Sir William s'apprêta à traduire la réponse de l'amiral anglais; mais le cardinal avait prêté une telle attention aux paroles que celui-ci venait de prononcer, qu'avant que l'ambassadeur eût eu le temps d'ouvrir la bouche:
--Votre Grâce, dit-il, a bien laissé passer une première fois la flotte française qui prit Malte: le même accident pouvait lui arriver une seconde fois.
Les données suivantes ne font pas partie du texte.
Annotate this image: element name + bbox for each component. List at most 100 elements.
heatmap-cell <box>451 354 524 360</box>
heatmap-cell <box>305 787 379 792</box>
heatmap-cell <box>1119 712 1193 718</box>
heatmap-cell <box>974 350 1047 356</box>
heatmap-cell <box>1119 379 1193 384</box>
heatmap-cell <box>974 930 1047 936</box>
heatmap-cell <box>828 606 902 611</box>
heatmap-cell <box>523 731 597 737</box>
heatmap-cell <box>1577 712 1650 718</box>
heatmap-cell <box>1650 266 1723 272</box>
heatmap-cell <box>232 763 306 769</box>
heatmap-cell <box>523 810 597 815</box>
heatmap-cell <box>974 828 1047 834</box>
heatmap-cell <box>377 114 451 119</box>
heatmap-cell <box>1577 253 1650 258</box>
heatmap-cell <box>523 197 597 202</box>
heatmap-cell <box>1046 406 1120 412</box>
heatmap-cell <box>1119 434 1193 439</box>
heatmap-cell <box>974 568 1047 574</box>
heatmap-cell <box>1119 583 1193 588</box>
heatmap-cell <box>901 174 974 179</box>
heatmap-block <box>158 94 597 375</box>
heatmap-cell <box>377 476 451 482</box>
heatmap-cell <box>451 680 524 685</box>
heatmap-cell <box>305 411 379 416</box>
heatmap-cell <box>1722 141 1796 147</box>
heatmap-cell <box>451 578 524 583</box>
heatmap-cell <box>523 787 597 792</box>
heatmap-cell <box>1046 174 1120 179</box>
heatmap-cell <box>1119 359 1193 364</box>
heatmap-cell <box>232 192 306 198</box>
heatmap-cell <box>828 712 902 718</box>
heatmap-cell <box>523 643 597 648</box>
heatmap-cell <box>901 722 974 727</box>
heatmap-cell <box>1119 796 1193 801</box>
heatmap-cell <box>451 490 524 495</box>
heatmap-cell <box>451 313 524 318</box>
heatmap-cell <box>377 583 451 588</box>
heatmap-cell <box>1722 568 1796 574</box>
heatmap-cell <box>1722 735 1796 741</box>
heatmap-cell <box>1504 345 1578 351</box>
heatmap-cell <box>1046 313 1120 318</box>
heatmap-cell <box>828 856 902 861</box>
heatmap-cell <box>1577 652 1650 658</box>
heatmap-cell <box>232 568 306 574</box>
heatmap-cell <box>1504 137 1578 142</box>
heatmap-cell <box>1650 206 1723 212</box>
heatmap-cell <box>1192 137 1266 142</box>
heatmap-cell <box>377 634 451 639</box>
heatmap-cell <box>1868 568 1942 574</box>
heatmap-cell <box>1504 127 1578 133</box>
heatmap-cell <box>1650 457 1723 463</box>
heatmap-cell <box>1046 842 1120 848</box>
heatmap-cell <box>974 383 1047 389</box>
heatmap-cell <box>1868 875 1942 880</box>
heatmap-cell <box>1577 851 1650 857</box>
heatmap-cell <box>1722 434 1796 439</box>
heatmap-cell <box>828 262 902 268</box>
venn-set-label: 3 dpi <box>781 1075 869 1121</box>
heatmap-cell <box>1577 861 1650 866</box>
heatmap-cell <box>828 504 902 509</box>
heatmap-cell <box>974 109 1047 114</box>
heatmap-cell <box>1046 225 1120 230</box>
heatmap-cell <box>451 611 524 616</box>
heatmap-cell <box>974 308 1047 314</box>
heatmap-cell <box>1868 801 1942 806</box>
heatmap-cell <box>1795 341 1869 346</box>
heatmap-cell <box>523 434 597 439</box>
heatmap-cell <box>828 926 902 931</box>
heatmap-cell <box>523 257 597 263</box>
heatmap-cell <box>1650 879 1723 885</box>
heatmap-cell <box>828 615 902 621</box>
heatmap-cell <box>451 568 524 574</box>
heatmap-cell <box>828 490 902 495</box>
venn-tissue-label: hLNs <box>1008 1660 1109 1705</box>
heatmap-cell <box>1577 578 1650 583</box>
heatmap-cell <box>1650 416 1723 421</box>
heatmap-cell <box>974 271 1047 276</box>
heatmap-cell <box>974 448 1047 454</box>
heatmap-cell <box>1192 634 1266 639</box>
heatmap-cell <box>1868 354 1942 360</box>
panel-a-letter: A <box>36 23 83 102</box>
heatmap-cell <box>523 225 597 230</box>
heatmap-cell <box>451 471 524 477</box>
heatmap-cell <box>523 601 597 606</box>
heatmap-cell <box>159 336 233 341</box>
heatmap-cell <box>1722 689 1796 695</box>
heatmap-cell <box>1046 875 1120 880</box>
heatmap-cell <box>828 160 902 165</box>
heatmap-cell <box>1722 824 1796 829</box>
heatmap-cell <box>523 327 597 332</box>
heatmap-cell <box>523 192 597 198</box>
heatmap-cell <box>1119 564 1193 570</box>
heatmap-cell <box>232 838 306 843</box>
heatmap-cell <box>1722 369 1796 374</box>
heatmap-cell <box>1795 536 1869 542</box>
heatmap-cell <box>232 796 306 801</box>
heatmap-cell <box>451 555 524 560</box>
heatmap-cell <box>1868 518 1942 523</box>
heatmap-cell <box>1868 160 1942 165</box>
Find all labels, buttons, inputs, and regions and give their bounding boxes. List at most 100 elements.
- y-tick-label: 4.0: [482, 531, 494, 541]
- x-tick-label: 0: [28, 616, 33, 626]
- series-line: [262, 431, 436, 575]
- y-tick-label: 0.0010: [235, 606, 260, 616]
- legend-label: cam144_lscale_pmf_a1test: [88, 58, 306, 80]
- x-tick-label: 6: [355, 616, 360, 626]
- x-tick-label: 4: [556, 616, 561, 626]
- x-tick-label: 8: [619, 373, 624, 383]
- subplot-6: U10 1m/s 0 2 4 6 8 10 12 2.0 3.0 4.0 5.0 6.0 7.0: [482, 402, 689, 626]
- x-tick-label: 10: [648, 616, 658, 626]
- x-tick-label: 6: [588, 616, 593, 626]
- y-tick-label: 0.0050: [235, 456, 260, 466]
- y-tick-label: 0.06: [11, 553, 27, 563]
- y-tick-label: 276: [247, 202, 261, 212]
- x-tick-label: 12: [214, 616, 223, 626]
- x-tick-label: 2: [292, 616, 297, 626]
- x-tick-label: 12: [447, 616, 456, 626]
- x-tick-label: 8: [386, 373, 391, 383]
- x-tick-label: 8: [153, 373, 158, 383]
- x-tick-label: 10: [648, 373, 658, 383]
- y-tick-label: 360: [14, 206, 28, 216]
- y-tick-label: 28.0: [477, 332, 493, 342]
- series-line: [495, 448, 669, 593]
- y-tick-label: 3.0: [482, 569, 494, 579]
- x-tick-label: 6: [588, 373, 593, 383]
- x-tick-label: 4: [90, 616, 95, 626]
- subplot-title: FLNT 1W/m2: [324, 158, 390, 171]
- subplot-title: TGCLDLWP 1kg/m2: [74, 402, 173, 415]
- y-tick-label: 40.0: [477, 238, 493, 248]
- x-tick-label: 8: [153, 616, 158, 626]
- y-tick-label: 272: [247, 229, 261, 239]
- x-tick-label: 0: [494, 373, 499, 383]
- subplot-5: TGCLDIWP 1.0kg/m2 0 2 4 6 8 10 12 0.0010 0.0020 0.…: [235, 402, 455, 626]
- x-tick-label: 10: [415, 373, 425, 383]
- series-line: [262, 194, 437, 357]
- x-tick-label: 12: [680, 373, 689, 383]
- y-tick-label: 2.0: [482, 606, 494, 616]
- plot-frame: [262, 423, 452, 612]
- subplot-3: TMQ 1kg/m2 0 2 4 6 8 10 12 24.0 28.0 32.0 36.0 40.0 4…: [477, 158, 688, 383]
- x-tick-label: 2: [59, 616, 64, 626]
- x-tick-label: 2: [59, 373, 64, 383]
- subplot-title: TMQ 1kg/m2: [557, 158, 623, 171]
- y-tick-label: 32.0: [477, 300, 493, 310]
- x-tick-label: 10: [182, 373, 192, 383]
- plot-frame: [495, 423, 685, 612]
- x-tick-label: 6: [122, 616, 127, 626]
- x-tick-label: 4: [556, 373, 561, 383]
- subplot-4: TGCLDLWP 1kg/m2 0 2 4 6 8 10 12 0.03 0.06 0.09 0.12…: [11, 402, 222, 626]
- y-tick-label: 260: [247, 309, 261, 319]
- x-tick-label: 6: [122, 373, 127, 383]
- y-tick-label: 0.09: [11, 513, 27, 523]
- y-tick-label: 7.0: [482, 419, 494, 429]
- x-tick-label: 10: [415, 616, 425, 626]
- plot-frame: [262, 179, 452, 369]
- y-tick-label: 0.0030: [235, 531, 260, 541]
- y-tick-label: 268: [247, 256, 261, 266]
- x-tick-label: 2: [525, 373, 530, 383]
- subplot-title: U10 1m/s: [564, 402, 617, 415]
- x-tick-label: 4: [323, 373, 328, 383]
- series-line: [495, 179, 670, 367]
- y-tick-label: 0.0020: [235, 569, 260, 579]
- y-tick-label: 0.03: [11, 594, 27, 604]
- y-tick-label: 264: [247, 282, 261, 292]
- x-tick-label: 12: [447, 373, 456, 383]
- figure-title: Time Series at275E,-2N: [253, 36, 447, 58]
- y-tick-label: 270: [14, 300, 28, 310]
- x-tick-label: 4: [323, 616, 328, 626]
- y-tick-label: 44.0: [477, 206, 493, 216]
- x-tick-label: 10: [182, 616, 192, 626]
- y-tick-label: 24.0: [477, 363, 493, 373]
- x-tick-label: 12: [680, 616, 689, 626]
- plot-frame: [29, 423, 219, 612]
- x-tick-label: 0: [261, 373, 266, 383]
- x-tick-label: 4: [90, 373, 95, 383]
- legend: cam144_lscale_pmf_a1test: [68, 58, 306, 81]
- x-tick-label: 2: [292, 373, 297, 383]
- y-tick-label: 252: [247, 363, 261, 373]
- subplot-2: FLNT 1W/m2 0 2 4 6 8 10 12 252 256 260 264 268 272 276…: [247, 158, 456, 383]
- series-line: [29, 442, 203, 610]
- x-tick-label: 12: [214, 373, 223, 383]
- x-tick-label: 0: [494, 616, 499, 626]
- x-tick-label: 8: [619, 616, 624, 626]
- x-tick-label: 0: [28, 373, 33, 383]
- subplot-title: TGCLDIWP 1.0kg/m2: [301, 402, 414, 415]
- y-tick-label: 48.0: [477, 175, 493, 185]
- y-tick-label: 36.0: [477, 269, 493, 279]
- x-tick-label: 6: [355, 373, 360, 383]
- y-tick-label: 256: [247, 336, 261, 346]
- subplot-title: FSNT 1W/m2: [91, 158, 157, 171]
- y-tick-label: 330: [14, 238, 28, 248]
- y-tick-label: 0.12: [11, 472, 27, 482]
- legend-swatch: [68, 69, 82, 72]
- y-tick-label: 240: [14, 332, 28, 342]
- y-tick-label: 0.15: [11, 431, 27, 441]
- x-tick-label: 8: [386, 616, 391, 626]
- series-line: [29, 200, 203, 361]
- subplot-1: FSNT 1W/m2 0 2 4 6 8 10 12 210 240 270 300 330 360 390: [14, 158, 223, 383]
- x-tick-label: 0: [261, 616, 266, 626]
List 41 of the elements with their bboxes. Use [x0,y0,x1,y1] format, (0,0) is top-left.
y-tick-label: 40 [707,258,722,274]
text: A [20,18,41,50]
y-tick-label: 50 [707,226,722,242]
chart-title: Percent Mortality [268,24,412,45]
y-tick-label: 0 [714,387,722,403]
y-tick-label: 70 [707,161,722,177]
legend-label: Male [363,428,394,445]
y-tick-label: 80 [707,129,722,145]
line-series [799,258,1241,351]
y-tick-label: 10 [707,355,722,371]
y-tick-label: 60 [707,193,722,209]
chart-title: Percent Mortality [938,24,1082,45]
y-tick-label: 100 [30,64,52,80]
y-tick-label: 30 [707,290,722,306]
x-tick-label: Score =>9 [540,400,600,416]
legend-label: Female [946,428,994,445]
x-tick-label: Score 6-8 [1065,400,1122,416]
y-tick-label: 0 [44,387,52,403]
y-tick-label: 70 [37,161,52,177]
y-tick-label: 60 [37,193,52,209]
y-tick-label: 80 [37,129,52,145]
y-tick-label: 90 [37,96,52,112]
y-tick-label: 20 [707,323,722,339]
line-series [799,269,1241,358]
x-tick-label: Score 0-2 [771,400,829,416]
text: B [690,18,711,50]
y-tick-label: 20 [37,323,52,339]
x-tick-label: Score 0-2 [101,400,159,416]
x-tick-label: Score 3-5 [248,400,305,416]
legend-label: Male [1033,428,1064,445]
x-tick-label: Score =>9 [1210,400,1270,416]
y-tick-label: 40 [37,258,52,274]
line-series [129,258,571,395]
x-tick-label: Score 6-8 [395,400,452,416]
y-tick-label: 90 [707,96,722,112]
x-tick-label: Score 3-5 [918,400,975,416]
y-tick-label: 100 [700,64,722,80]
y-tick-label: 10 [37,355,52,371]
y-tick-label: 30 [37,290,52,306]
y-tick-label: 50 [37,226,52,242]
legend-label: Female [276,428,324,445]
Nelson se mordit lèvres; Emma Lyonna resta muette et immobile comme une statue de marbre: elle avait laissé retomber son éventail de plumes, et, appuyée sur son coude, elle semblait une copie de l'Hermaphrodite Farnèse. Le cardinal jeta un regard sur elle, et il lui sembla, derrière ce masque impassible, voir le visage courroucé de la reine.
--J'attends une réponse de milord, insista froidement le cardinal; une question n'est point une épouse.
--Cette réponse, je la ferai pour Sa Grâce, répliqua sir William: _Les souverains ne traitent pas avec leurs sujets rebelles_.
--Il est possible, reprit Ruffo, que les souverains _ne traitent_ pas avec leurs sujets rebelles; mais, une fois que les sujets rebelles _ont traité_ avec leurs souverains, le devoir de ceux-ci est de respecter les traités.
--Cette maxime, répondit l'amiral anglais, est peut-être celle de M. le cardinal Ruffo; mais, à coup sûr, elle n'est pas celle de la reine Caroline, et, si M. le cardinal doute, malgré notre affirmation, vous pouvez lui montrer les morceaux du traité déchirés par la reine, morceaux ramassés de la main de lady Hamilton sur le parquet de la chambre à coucher de Sa Majesté, et apportés par elle à bord du _Foudroyant_. Je ne sais quelles instructions Son Éminence a reçues comme vicaire général; mais, quant à moi (et il montra du doigt le traité déchiré), voilà celles que j'ai reçues comme amiral commandant la flotte.